Wednesday, November 28, 2007

A stroll through TriBeCa

I have worked in or near TriBeCa for over 10 years. I never get tired of being down there or taking a walk through the neighborhood. Before anyone gets semantic about the neighborhood only being the small triangle south of canal by Lispenard street, lets get our maps out. Since names of neighborhoods are only useful for real estate agencies and descriptives for its citizens, and since they are mostly innocuous and random, TriBeCa is the Lower West Side between the Highway and Broadway, and south of Canal as far down as Park.
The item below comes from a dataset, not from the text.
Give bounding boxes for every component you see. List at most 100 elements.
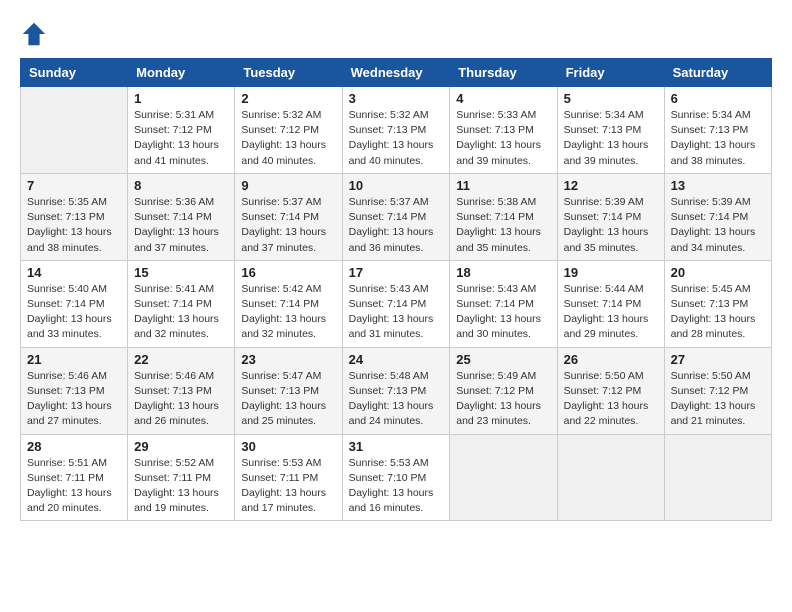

Before the name was given to this area by the Lispenard Block Association it was either called the Lower West Side or Washington Market after the fruit market in the hood. You can find some evidence of the name in the same-named park next to BMCC or in a sign for the Eureka Fruit Packing sign of the Hope Fruit Co. on Harrison (I think it is harrsion). picture

No other area of Manhattan has changed more over the last 15 years and probably no other is such a paradox.
  • Old "boring" looking plain red brick warehouses now hold multi million dollar luxury lofts.
  • Dirty dive bars next to champagne lounges.
  • Pot hole filled streets being land-marked because of the cobblestones.
  • One of the richest public high schools in the country (Stuyvesant) connected by footbridge to a community college (BMCC).
  • 1$ dirty water hot dog stand outside of a 5 star restaurant.

It makes sense to me, although sad and worried about the future of the human race, that TriBeCa is become so expensive to live (12th richest zip code in the U.S.). It is walking distance to the financial district. It is also, for those of you who care about such things, one of the whitest neighborhoods in NYC (82.34%).

During my walk yesterday, where i walked every street in the hood, i was interested mostly in the architecture. Little intricacies are everywhere: Old building freezes, address cornerstones (like above) industrial stars, an old bridge connecting 2 buildings in a former hospital over Staple street alley, a compass in the sidewalk, a subway map in the sidewalk. There are all glass building like the ones overlooking the Hudson and there are eerie skyscrapers with no windows at all (the telephone building). There are sidewalks like those on Worth that actually glitter and there are rooftop gardens that cost more than a Mansion on a New England Beach.

Taking a walk through TriBeCa is like walking through old New York, especially at night with the old lampposts lighting the street yellow. If you are in the right mood and the air is a bit foggy, you feel like you are in an old movie...and you might be if you accidentally walk through a movie set shooting with one of the local celebrities as its star.

Take a look soon, before long all the roughness of the neighborhood will be swept clean, the graffiti washed off the wall and gates put up to protect its citizens from people like me.

3 comments:

Josh said...

stuyvesant high school is not by any means "rich."

it is a public school and receives less funding than most other city high schools.

jp flanigan said...
This comment has been removed by the author.
jp flanigan said...

That's not true...as an example, they own more music equipment and have a bigger music budget than the Music school I went to, Mannes College of Music (The New School).

It wasn't a knock on the school or its students, i think all schools should get funded this way, but Stuy was designed to be a shining example of what a public high school can look like if you spend a lot of money.

and as for this comment:

"receives less funding than most other city high schools."

thats insulting or naive or both. Go visit any NYC non-magnet schools and look around you. not enough textbooks, bathrooms being turned into extar classrooms...etc.